First off - many, many congrats on your sobriety! I watched my best friend battle alcholism and have seen and know first hand what a long and difficult road it can be and luckily like you, she got sober so now I am able to share with her the rewards she reaps from having been down that road. Keep your chin up and keep on keeping on!

As for your seperation situation, I don't know what help I can be as I, too am new to it as well. My husband and I seperated 2-1/2 weeks ago. While our situations are not exactly the same there are a few simularities.

My husband asked for the seperation as a need of space and time away from me to reevaulate our marriage. However, I, like your husband am the codependant one. My husband does not have any drug or alcohol addictions - codependency is just part of my personality, a part I am starting to realize that is not good and I am working to change for the benefit of myself.

I seemed to have had the same reaction as you when it came to my husband telling me he wanted the seperation - what now? What do we do? How do we handle this? Please realise thou that unlike you I do not work with/for my husband and I can't imagine how difficult it must be to try and figure out how to seperate that part and as of right now I can offer no advice towards that. As for the other aspects, such as where I would live, joint bills, money, etc. - when he could not or would not give me an answer I took it upon myself to find the answers myself, quickly (I'm in admin, too, I manage a company so seeking out answers to those kind of problems I tend to be good at so I approached it as I would any business deal concerning my company, if that makes any sense). I contacted family and made sure I could move in with them. Luckily my husband and I never had a joint bank account so that wasn't a problem - however my husband is in a good amount of debt to me with money I loaned him - with this I sat down and wrote out a contract detailing what monies he owed to me and why, reflected and explained interest were it was applicable (such as interest from credit card purchases made on his behalf as he has no credit cards, only I had credit cards) sat down with him, explained the contract and had him sign it. All the bills that we jointly in our name I contacted the companies myself and had my name and info removed from the accounts and provided them solely with my husband's current contact info. We shared a lease on our house which I contacted the rental company and advised them I needed my name off said lease (in doing so I did have to forfeit the money I contributed towards the deposit and the last months rent) and made sure my husband contacted them to verify that I was removed from the lease and that he remained on the lease. He did also have a line on my cell phone account which I promtly canceled once he obtained his own sim card to activate his own account. While doing this I obtained a storage unit and moved all of my belongings from the home - those which I could not take to my family's house but did not want to leave behind.

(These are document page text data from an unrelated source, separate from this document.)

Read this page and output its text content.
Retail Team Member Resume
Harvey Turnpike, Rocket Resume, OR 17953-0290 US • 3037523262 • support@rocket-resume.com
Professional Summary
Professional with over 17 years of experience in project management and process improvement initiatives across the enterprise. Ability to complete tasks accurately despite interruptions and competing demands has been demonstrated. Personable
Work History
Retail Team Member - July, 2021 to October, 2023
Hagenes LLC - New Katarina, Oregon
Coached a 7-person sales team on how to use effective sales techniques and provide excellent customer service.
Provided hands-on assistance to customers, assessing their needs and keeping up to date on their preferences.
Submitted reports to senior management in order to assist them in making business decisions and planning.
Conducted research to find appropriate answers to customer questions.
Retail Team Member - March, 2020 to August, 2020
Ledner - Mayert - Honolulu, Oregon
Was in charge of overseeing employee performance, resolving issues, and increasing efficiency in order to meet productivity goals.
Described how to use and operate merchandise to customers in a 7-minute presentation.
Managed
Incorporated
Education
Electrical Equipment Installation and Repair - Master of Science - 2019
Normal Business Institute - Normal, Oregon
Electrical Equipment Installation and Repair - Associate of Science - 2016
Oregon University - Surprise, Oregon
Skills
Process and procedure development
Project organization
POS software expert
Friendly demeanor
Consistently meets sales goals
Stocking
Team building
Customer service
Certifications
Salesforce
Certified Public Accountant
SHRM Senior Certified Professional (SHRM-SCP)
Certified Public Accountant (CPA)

If you're feeling anything like I was you're feeling as if you can't tell up from down. I'll admit I was hysterical the first week but I knew these things had to be done and no one else was going to do them for me. I literally told myself that even thou I was going thru this horrible pain that I needed to put my big girl britches on, suck it up and get sh!t done! 

Now, don't get me wrong, as I said, I was hysterical the first week, the second week I hit an angry phase for a few days and have been bouncing back and forth between those emotions ever since. This isn't easy.

On top of your seperation you have your sobriety to focus on as well - and I wish you the best of luck with both. Coming here has really helped me vent my frustrations and has given me great help and advice from people I don't even know - and somehow for me that help from people who are outside my so-called "box" actually helps me even more than the help given to me by those closest to me. Don't get me wrong, I'm not saying that it'll be the same for you - I'm just telling you how this site has helped me and I think it can help you, too.

Right now you need to get your stuff in order. Like it or not, your husband is going to have to give you some of his input on how certain things are going to be handled. Just remember you need to take the time to work on yourself, physically, emotionally and mentally - that is what is really important right now. 

I wish you the best of luck in all things!!!


----------